Out of IOB’s total exposure of ₹7,000 crore in the RBI’s first list of 12 cases referred to the NCLT, resolution is in sight for as much as ₹4,000 crore in the first two quarters this fiscal, R Subramania Kumar, Managing Director & CEO, told BusinessLine .

Besides riding on an expected boost from debt resolution at the NCLT, the bank is also implementing several strategies that will help it come out of the RBI’s prompt corrective action (PCA) framework, said Kumar.

Without committing to a timeframe for the bank to be able to exit the PCA, Kumar said that IOB was well on course to meet the parameters laid down by the central bank.

“There are five to six parameters under the PCA where we have already come under total control.

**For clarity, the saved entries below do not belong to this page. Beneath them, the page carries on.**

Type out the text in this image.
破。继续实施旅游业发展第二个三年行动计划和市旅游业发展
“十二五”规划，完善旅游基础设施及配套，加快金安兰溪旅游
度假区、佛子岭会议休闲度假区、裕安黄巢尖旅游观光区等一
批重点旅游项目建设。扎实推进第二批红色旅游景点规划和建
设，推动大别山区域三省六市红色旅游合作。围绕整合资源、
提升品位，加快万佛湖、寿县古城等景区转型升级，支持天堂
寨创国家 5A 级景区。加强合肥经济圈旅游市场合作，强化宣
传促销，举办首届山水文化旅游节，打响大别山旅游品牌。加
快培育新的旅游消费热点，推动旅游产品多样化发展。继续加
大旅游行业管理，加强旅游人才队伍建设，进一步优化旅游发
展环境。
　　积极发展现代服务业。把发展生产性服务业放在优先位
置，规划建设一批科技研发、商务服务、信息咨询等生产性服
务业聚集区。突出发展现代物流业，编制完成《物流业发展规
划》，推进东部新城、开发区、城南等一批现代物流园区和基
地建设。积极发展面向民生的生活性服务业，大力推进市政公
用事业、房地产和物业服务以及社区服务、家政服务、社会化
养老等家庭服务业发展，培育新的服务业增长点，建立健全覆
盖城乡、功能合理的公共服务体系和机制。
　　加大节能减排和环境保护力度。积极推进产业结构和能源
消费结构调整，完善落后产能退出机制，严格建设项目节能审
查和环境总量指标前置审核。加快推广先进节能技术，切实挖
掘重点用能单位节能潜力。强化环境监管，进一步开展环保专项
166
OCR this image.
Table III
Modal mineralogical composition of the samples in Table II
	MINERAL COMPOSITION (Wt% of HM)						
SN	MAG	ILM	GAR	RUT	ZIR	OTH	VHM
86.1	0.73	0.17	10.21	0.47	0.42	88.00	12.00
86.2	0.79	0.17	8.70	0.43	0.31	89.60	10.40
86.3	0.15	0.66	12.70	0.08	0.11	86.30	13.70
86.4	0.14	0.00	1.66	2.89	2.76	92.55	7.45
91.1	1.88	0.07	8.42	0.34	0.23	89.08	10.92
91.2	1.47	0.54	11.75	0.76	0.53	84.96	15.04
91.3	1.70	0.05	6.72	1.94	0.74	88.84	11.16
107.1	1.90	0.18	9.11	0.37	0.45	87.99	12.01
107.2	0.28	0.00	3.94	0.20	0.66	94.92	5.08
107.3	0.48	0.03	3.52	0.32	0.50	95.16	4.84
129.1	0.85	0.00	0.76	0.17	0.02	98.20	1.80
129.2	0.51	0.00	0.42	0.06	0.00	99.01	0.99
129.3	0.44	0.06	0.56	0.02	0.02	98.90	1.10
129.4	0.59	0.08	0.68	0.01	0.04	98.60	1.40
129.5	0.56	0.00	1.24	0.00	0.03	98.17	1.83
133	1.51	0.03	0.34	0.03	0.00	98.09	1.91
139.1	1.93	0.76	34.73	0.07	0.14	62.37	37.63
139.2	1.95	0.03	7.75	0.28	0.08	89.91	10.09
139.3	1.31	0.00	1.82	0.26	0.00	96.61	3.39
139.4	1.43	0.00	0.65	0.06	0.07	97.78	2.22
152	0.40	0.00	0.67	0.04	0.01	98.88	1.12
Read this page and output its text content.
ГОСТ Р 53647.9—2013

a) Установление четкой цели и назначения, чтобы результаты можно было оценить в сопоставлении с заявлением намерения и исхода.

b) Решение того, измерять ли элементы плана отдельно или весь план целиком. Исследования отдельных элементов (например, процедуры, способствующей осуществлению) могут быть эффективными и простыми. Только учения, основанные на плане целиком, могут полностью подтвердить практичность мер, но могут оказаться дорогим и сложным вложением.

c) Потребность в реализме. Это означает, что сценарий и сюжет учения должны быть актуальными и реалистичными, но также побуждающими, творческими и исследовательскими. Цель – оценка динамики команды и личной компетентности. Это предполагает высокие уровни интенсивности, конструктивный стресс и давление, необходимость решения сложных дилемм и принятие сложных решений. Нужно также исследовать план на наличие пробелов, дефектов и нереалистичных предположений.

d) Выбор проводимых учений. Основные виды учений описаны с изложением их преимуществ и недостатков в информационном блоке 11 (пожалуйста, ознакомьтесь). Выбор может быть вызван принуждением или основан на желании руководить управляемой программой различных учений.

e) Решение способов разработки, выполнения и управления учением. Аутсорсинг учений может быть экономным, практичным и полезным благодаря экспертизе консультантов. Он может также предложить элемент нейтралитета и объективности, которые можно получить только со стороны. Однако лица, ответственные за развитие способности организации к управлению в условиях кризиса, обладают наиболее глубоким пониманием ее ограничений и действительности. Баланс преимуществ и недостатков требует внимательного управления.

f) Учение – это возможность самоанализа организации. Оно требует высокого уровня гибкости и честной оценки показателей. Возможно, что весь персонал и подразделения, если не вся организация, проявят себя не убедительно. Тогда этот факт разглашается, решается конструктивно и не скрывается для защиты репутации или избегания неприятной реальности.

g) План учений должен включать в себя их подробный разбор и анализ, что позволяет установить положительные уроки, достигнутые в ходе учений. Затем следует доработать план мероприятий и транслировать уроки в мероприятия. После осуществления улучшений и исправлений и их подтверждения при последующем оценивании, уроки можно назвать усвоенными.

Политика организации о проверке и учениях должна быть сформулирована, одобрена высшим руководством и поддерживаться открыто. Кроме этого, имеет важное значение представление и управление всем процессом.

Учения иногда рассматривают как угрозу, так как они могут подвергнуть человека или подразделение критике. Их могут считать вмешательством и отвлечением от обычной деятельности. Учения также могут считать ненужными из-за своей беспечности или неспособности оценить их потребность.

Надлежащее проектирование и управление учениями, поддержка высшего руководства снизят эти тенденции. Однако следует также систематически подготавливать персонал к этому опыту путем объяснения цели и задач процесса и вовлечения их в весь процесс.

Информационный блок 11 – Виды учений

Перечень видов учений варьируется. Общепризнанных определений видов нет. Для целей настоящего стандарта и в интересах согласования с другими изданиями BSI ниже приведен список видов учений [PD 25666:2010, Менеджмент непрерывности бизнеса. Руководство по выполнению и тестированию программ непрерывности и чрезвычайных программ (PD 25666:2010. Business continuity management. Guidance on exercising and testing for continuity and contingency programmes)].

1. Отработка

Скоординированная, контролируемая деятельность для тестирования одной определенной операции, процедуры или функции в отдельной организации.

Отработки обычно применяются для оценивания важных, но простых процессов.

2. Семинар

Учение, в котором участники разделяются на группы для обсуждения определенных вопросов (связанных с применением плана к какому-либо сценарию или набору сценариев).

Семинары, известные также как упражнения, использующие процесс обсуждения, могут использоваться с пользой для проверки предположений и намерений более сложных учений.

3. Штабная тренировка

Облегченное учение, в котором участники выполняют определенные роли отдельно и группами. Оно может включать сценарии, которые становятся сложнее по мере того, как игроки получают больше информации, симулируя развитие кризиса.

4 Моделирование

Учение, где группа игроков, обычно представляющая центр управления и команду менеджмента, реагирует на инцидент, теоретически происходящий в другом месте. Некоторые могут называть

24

This path will continue as we go about implementing our turnaround strategies, including rebalancing of portfolio, enhancing fee-based income and keeping away from specified risk-prone sectors like iron and steel,” he said.

Over the last few years, IOB – which went into PCA in September 2015 – had consciously pruned its corporate lending while enhancing the size of its retail, agriculture and MSME (RAM) lending.

“From March 2014 to March 2018, our corporate book has come down from ₹88,000 crore to ₹49,725 crore.

“On the other hand, our MSME book has risen to ₹32,600 crore from ₹29,000. Agriculture exposure has gone up to ₹31,000 crore from ₹26,000. Retail has gone up to ₹28,000 crore from ₹18,000 crore. So, the rebalancing is happening and will (we) continue in this path,” he said

IOB will, this fiscal, strive to take the share of retail advances to 20 per cent of the overall loan book. “We will remain a retail, agriculture and MSME-focused bank in the coming years also,” said Kumar.

While noting that the just ended March quarter will be stressful (mainly due to RBI’s February 12 circular), Kumar said that this fiscal IOB will look to bring down the Gross NPA ratio by 5 percentage points to 16 per cent from the 21.95 per cent now. Also, efforts will be made to bring the net NPA ratio to single-digit level.

As part of branch rationalisation, Kumar said that IOB will also scale down over 100 unviable branches and those located in the proximity to one another.

In the last couple of years, the bank had shut 11 regional offices, closed down 91 branches; it is now left with a network of 3,342 branches.

Foreign operations

On its overseas branches, Kumar said that steps are on to revamp the business model and right-size operations. “Seoul we are exiting. We have already closed our representative office in China and Vietnam. In Dubai and Qatar, we have scaled operations. We are planning to merge two branches at Colombo into one,” he said.

The entire exercise is already showing results with the consolidated foreign operations now recording profits for the bank, said Kumar.

“We will review the situation in six months, and if need be, do more,” he said.